Ce témoignage, loin d’être la survivance d’un passé passé, apparaît très important pour nous, pour notre monde, comme pour notre Église.
Bénissons le Seigneur de nous avoir donné saint Charbel Makhlouf, pour raviver la force de son Église, par son exemple et sa prière. Puisse le nouveau saint continuer à exercer son influence prodigieuse, non seulement au Liban, mais en Orient et dans toute l’Église ! Qu’il intercède pour nous, pauvres pécheurs, qui trop souvent n’osons pas risquer l’expérience des Béatitudes qui conduisent pourtant à la joie parfaite ! Qu’il intercède pour ses frères de l’ordre libanais maronite, et pour toute l’Église maronite, dont il connaît les mérites et les épreuves de chacun d’eux ! Qu’il intercède pour le pays bien-aimé du Liban, qu’il l’aide à surmonter les difficultés de la journée, à guérir les blessures encore ouvertes, à marcher dans l’espérance ! Puisse-t-il le soutenir et le guider sur le droit chemin, comme nous le chanterons plus tard ! Que sa lumière brille sur Annaya, unissant les hommes dans l’harmonie et les attirant à Dieu, qu’il contemple maintenant dans une félicité éternelle ! Amen!
Le Pape poursuit donc en italien. Louange à la Très Sainte Trinité, qui nous a donné la joie de proclamer saint le moine libanais Charbel Makhlouf, confirmant la sainteté éternelle et inépuisable de l’Église.
L’esprit de la vocation érémitique qui se manifeste dans le nouveau saint, loin d’appartenir à une époque révolue, nous apparaît comme très important, pour notre monde, ainsi que pour la vie de l’Église. La vie sociale d’aujourd’hui est souvent marquée par l’exubérance, l’excitation, la recherche insatiable du confort et du plaisir, combinée à une faiblesse croissante de la volonté : elle ne retrouvera son équilibre qu’avec une augmentation de la maîtrise de soi, de l’ascétisme, de la pauvreté, de la paix, de la simplicité, de l’intériorité, du silence (cf.
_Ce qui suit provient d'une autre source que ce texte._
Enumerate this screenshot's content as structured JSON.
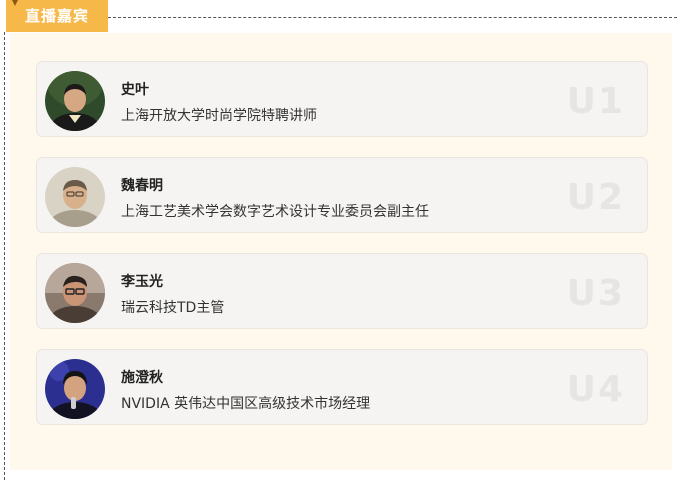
{
  "section": {
    "title": "直播嘉宾"
  },
  "guests": [
    {
      "name": "史叶",
      "role": "上海开放大学时尚学院特聘讲师",
      "mark": "U1",
      "avatar_icon": "person-portrait-icon"
    },
    {
      "name": "魏春明",
      "role": "上海工艺美术学会数字艺术设计专业委员会副主任",
      "mark": "U2",
      "avatar_icon": "person-portrait-icon"
    },
    {
      "name": "李玉光",
      "role": "瑞云科技TD主管",
      "mark": "U3",
      "avatar_icon": "person-portrait-icon"
    },
    {
      "name": "施澄秋",
      "role": "NVIDIA 英伟达中国区高级技术市场经理",
      "mark": "U4",
      "avatar_icon": "person-portrait-icon"
    }
  ],
  "colors": {
    "accent": "#f7b84a",
    "panel_bg": "#fff8ec",
    "card_bg": "#f5f4f2",
    "mark": "#e6e5e3"
  }
}
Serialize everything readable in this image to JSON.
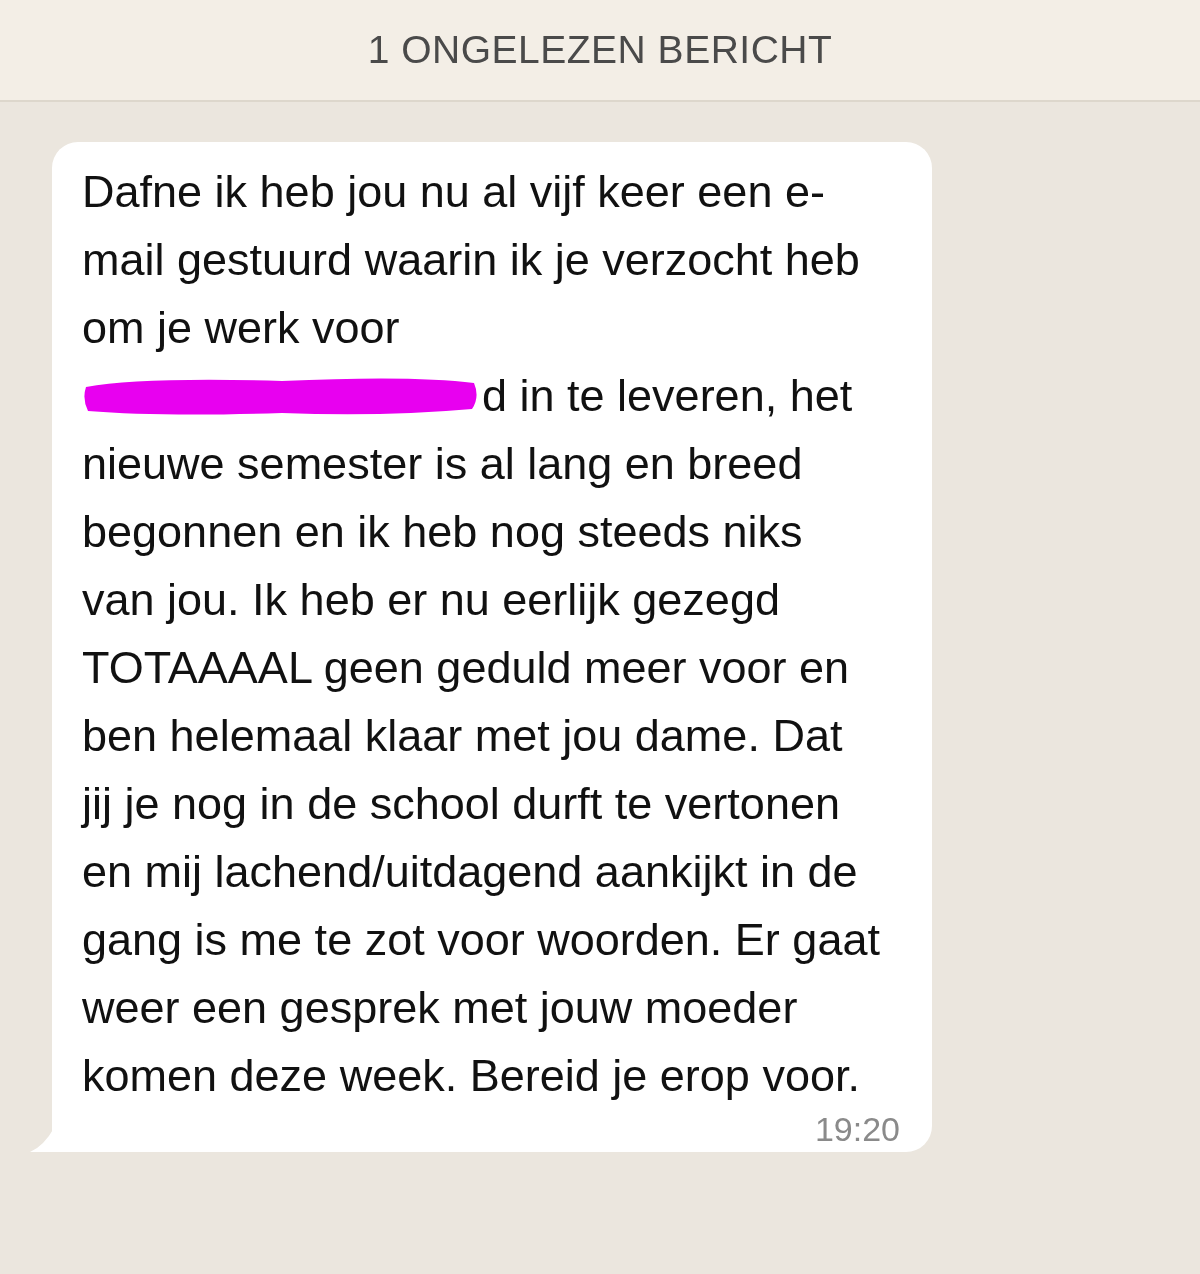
{
  "unread_banner": {
    "label": "1 ONGELEZEN BERICHT"
  },
  "message": {
    "text_before": "Dafne ik heb jou nu al vijf keer een e-mail gestuurd waarin ik je verzocht heb om je werk voor",
    "redacted_line_tail": "d in te leveren, het",
    "text_after": "nieuwe semester is al lang en breed begonnen en ik heb nog steeds niks van jou. Ik heb er nu eerlijk gezegd TOTAAAAL geen geduld meer voor en ben helemaal klaar met jou dame. Dat jij je nog in de school durft te vertonen en mij lachend/uitdagend aankijkt in de gang is me te zot voor woorden. Er gaat weer een gesprek met jouw moeder komen deze week. Bereid je erop voor.",
    "time": "19:20"
  }
}
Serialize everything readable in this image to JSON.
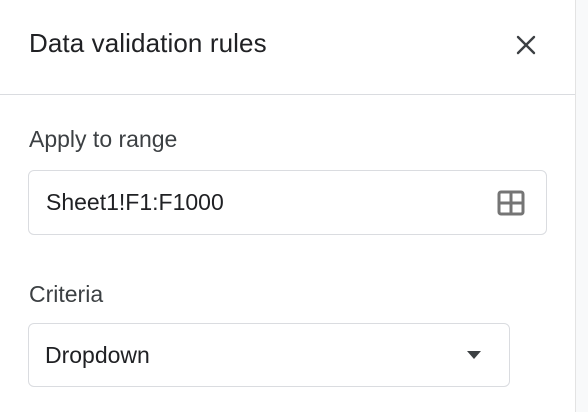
{
  "panel": {
    "title": "Data validation rules",
    "close_icon": "close-icon"
  },
  "apply_to_range": {
    "label": "Apply to range",
    "value": "Sheet1!F1:F1000",
    "icon": "select-range-grid-icon"
  },
  "criteria": {
    "label": "Criteria",
    "selected": "Dropdown",
    "icon": "dropdown-arrow-icon"
  },
  "colors": {
    "text": "#202124",
    "label": "#3c4043",
    "border": "#dadce0",
    "icon": "#5f6368"
  }
}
Paul VI, Discours aux moines du Mont-Cassin, du 24 octobre 1964 : AAS 56 (1964) 987). La vie d’ermite lui enseigne son exemple et son goût. Et dans l’Église, comment pouvons-nous penser à surmonter la médiocrité et à parvenir à un authentique renouveau spirituel, sans compter sur le cela par nos propres forces, sans développer une soif de sainteté personnelle, sans exercer les vertus cachées, sans reconnaître la valeur irremplaçable et la fécondité de la mortification, de l’humilité, de la prière ? Pour sauver le monde, pour le conquérir spirituellement, il est nécessaire, comme le Christ le veut, d’être dans le monde, mais de ne pas appartenir à tout ce qui, dans le monde, nous éloigne de Dieu (cf. SALVATORE GAROFALO, Le parfum du Liban, San Sciarbel Makhluf, Rome 1977, p. 216).
L’ermite d’Annaya nous le rappelle aujourd’hui avec une force incomparable.